What to Do About Next Time?
It's interesting to compare the Wall Street Journal and the Denver Post on the Tsunami, and what to do about the Next Big One. The two responses tell you everything you need to know about how they think.
Here's the Journal:
It is preposterous to blame the inexorable forces of nature on the development of industry and infrastructures of modern society. The more sensible response to natural disasters is to improve forecasting, put in place efficient communications and evacuation procedures and, should the worst arrive, conduct relief efforts and rebuild what nature has destroyed. Those cautionary measures, as is now clear, cost money. The national income necessary to afford them is made possible only by economic growth of the sort too many of environmentalists retard with their policy extremism.
Rich countries suffer fewer fatalities from natural disasters because their prosperity has allowed them to create better protective measures. Consider the 41,000 death toll in last December's earthquake in Iran compared with the 63 who died when a slightly stronger earthquake hit San Francisco in 1989.
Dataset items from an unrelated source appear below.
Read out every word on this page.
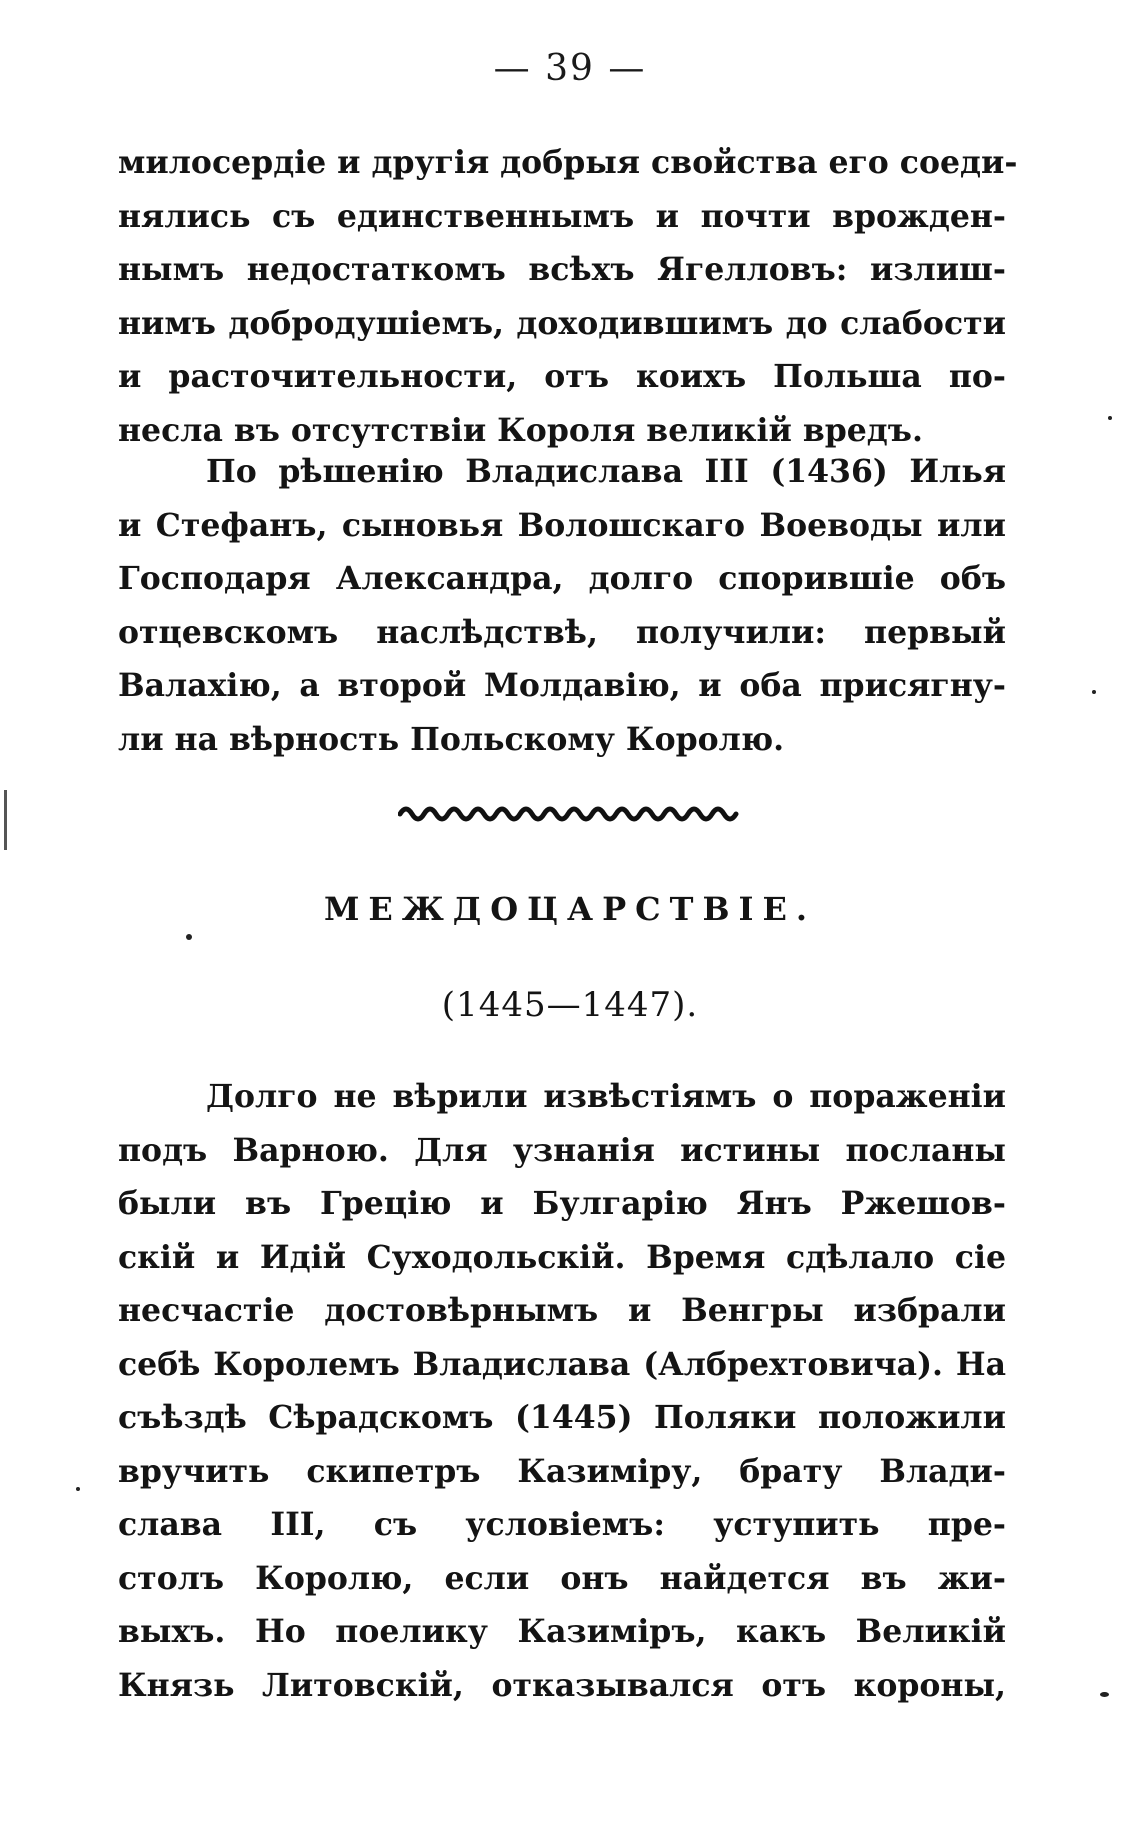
— 39 —
милосердіе и другія добрыя свойства его соеди-
нялись съ единственнымъ и почти врожден-
нымъ недостаткомъ всѣхъ Ягелловъ: излиш-
нимъ добродушіемъ, доходившимъ до слабости
и расточительности, отъ коихъ Польша по-
несла въ отсутствіи Короля великій вредъ.
По рѣшенію Владислава III (1436) Илья
и Стефанъ, сыновья Волошскаго Воеводы или
Господаря Александра, долго спорившіе объ
отцевскомъ наслѣдствѣ, получили: первый
Валахію, а второй Молдавію, и оба присягну-
ли на вѣрность Польскому Королю.
МЕЖДОЦАРСТВІЕ.
(1445—1447).
Долго не вѣрили извѣстіямъ о пораженіи
подъ Варною. Для узнанія истины посланы
были въ Грецію и Булгарію Янъ Ржешов-
скій и Идій Суходольскій. Время сдѣлало сіе
несчастіе достовѣрнымъ и Венгры избрали
себѣ Королемъ Владислава (Албрехтовича). На
съѣздѣ Сѣрадскомъ (1445) Поляки положили
вручить скипетръ Казиміру, брату Влади-
слава III, съ условіемъ: уступить пре-
столъ Королю, если онъ найдется въ жи-
выхъ. Но поелику Казиміръ, какъ Великій
Князь Литовскій, отказывался отъ короны,
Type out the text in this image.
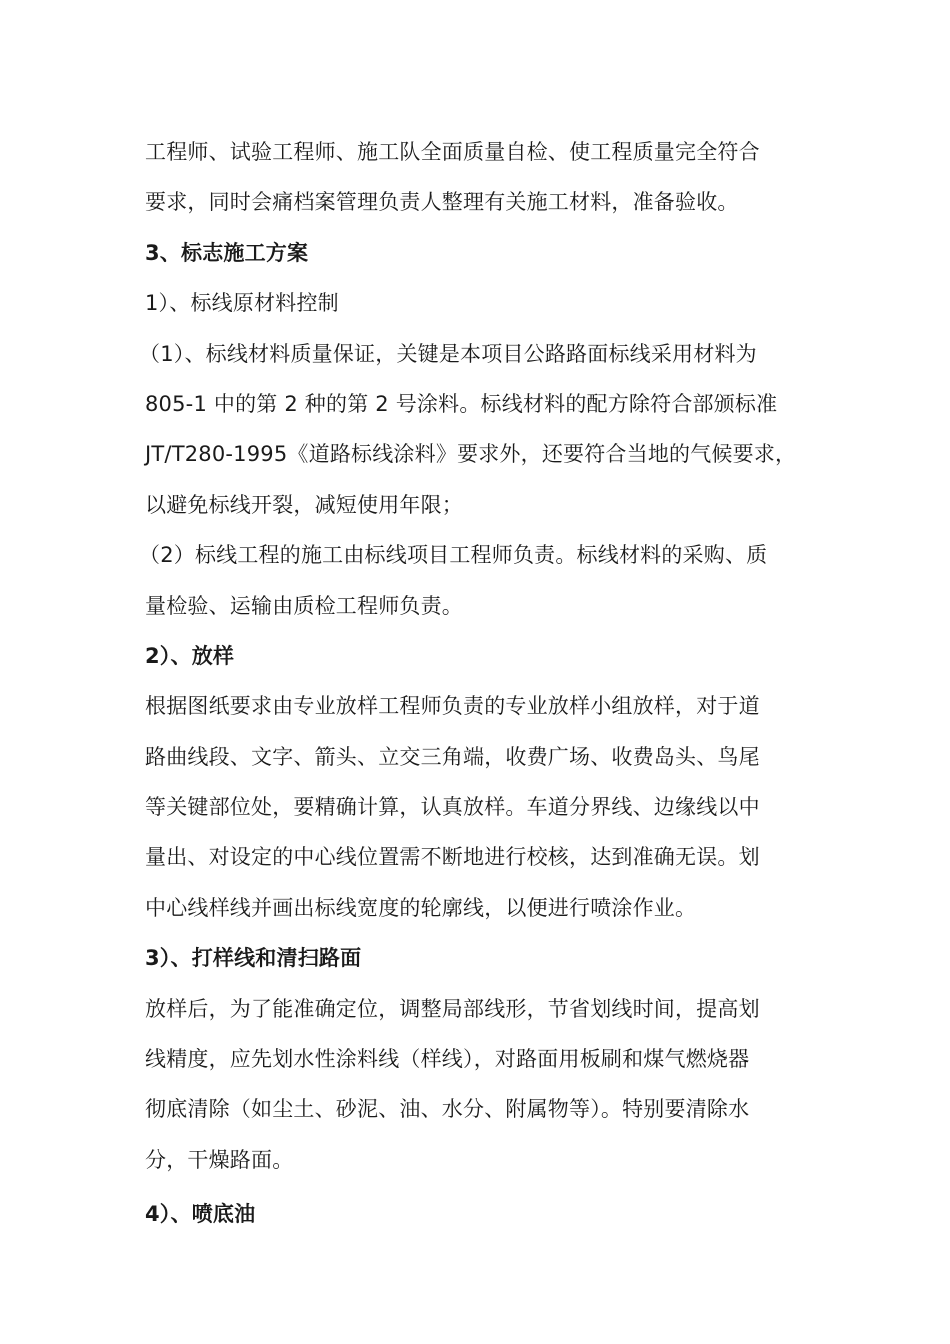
工程师、试验工程师、施工队全面质量自检、使工程质量完全符合
要求，同时会痛档案管理负责人整理有关施工材料，准备验收。
3、标志施工方案
1）、标线原材料控制
（1）、标线材料质量保证，关键是本项目公路路面标线采用材料为
805-1 中的第 2 种的第 2 号涂料。标线材料的配方除符合部颁标准
JT/T280-1995《道路标线涂料》要求外，还要符合当地的气候要求，
以避免标线开裂，减短使用年限；
（2）标线工程的施工由标线项目工程师负责。标线材料的采购、质
量检验、运输由质检工程师负责。
2）、放样
根据图纸要求由专业放样工程师负责的专业放样小组放样，对于道
路曲线段、文字、箭头、立交三角端，收费广场、收费岛头、鸟尾
等关键部位处，要精确计算，认真放样。车道分界线、边缘线以中
量出、对设定的中心线位置需不断地进行校核，达到准确无误。划
中心线样线并画出标线宽度的轮廓线，以便进行喷涂作业。
3）、打样线和清扫路面
放样后，为了能准确定位，调整局部线形，节省划线时间，提高划
线精度，应先划水性涂料线（样线），对路面用板刷和煤气燃烧器
彻底清除（如尘土、砂泥、油、水分、附属物等）。特别要清除水
分，干燥路面。
4）、喷底油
The principal victims of the tidal waves in Sri Lanka and elsewhere Sunday were the poor people living in coastal shanty towns. The wealthier countries around the Pacific Rim have an established early-warning system against tsunamis, while none currently exists in South Asia. Developing countries that have resisted the Kyoto climate-change protocols have done so from fear that it will suppress their economic growth. These countries deserve an answer from the proponents of those standards. How are they supposed to pay for such protection amid measures that are suppressing global economic growth?
And here's the Post:
Coloradans join with people worldwide in mourning the horrendous loss of life from last weekend's tsunamis in south Asia. As the awful toll grows, it's appropriate to ask if anything can be done to prevent or minimize future calamities. The answer is yes - but only if governments, including the U.S., invest in science and technology.
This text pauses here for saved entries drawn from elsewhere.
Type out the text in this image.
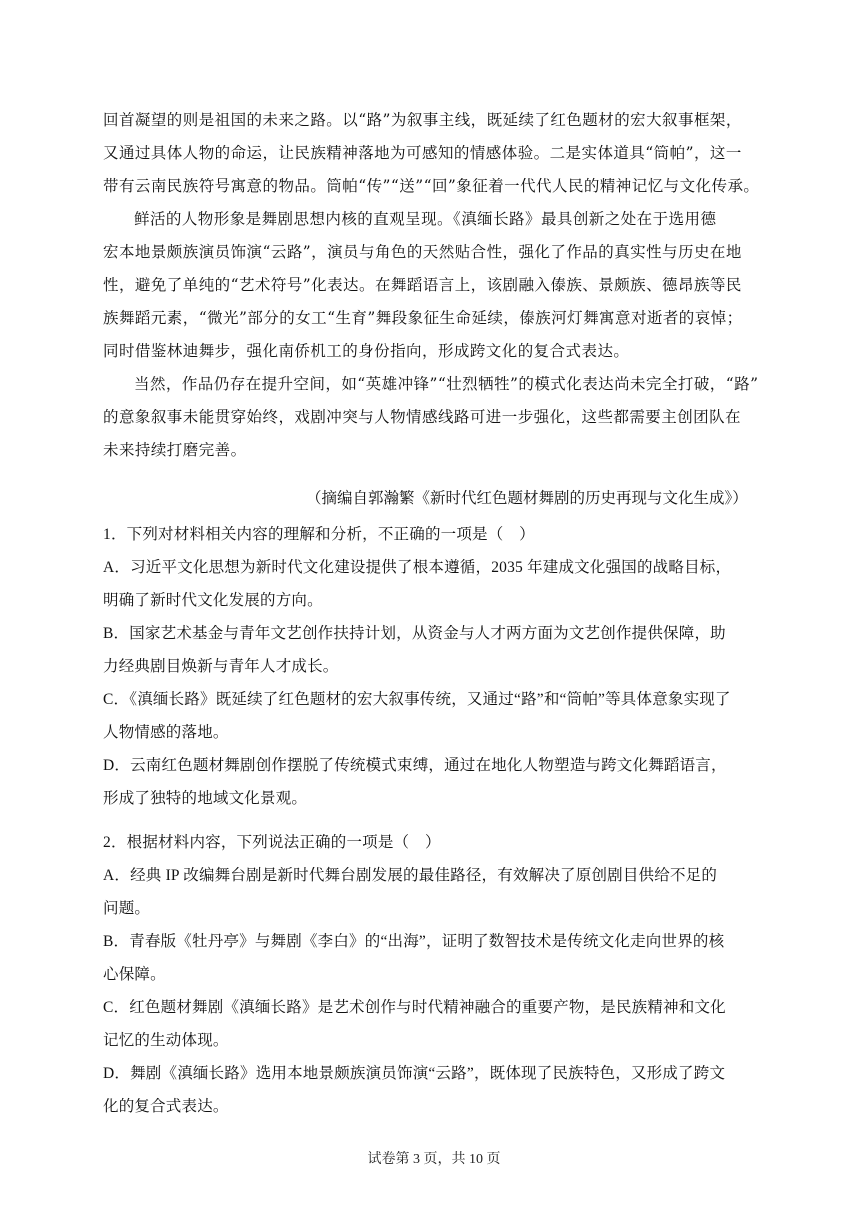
回首凝望的则是祖国的未来之路。以“路”为叙事主线，既延续了红色题材的宏大叙事框架，
又通过具体人物的命运，让民族精神落地为可感知的情感体验。二是实体道具“筒帕”，这一
带有云南民族符号寓意的物品。筒帕“传”“送”“回”象征着一代代人民的精神记忆与文化传承。
鲜活的人物形象是舞剧思想内核的直观呈现。《滇缅长路》最具创新之处在于选用德
宏本地景颇族演员饰演“云路”，演员与角色的天然贴合性，强化了作品的真实性与历史在地
性，避免了单纯的“艺术符号”化表达。在舞蹈语言上，该剧融入傣族、景颇族、德昂族等民
族舞蹈元素，“微光”部分的女工“生育”舞段象征生命延续，傣族河灯舞寓意对逝者的哀悼；
同时借鉴林迪舞步，强化南侨机工的身份指向，形成跨文化的复合式表达。
当然，作品仍存在提升空间，如“英雄冲锋”“壮烈牺牲”的模式化表达尚未完全打破，“路”
的意象叙事未能贯穿始终，戏剧冲突与人物情感线路可进一步强化，这些都需要主创团队在
未来持续打磨完善。
（摘编自郭瀚繁《新时代红色题材舞剧的历史再现与文化生成》）
1．下列对材料相关内容的理解和分析，不正确的一项是（　）
A．习近平文化思想为新时代文化建设提供了根本遵循，2035 年建成文化强国的战略目标，
明确了新时代文化发展的方向。
B．国家艺术基金与青年文艺创作扶持计划，从资金与人才两方面为文艺创作提供保障，助
力经典剧目焕新与青年人才成长。
C．《滇缅长路》既延续了红色题材的宏大叙事传统，又通过“路”和“筒帕”等具体意象实现了
人物情感的落地。
D．云南红色题材舞剧创作摆脱了传统模式束缚，通过在地化人物塑造与跨文化舞蹈语言，
形成了独特的地域文化景观。
2．根据材料内容，下列说法正确的一项是（　）
A．经典 IP 改编舞台剧是新时代舞台剧发展的最佳路径，有效解决了原创剧目供给不足的
问题。
B．青春版《牡丹亭》与舞剧《李白》的“出海”，证明了数智技术是传统文化走向世界的核
心保障。
C．红色题材舞剧《滇缅长路》是艺术创作与时代精神融合的重要产物，是民族精神和文化
记忆的生动体现。
D．舞剧《滇缅长路》选用本地景颇族演员饰演“云路”，既体现了民族特色，又形成了跨文
化的复合式表达。
试卷第 3 页，共 10 页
The international community is responding to the immediate humanitarian crisis, although the magnitude of the tragedy likely will provide a severe challenge in the coming weeks and months. Looking to the future, officials of the nations hit by the tsunamis recognize that they were unprepared for the disaster and need to create a warning network. Some may need international funds, but all need outside expertise.
Now, without any warning in either case, the San Francisco quake killed about 0.1% of the number killed in Iran, or in the India quake, or in the Mexico City quake. The presumed benefits to the tens of thousands of others came from building codes that wealthy countries can afford.
The Journal wants to extend those benefits to the developing world, along with all the other attendant benefits of higher living standards. The Postwants an expensive government international welfare program, with only one purpose and one primary benefit.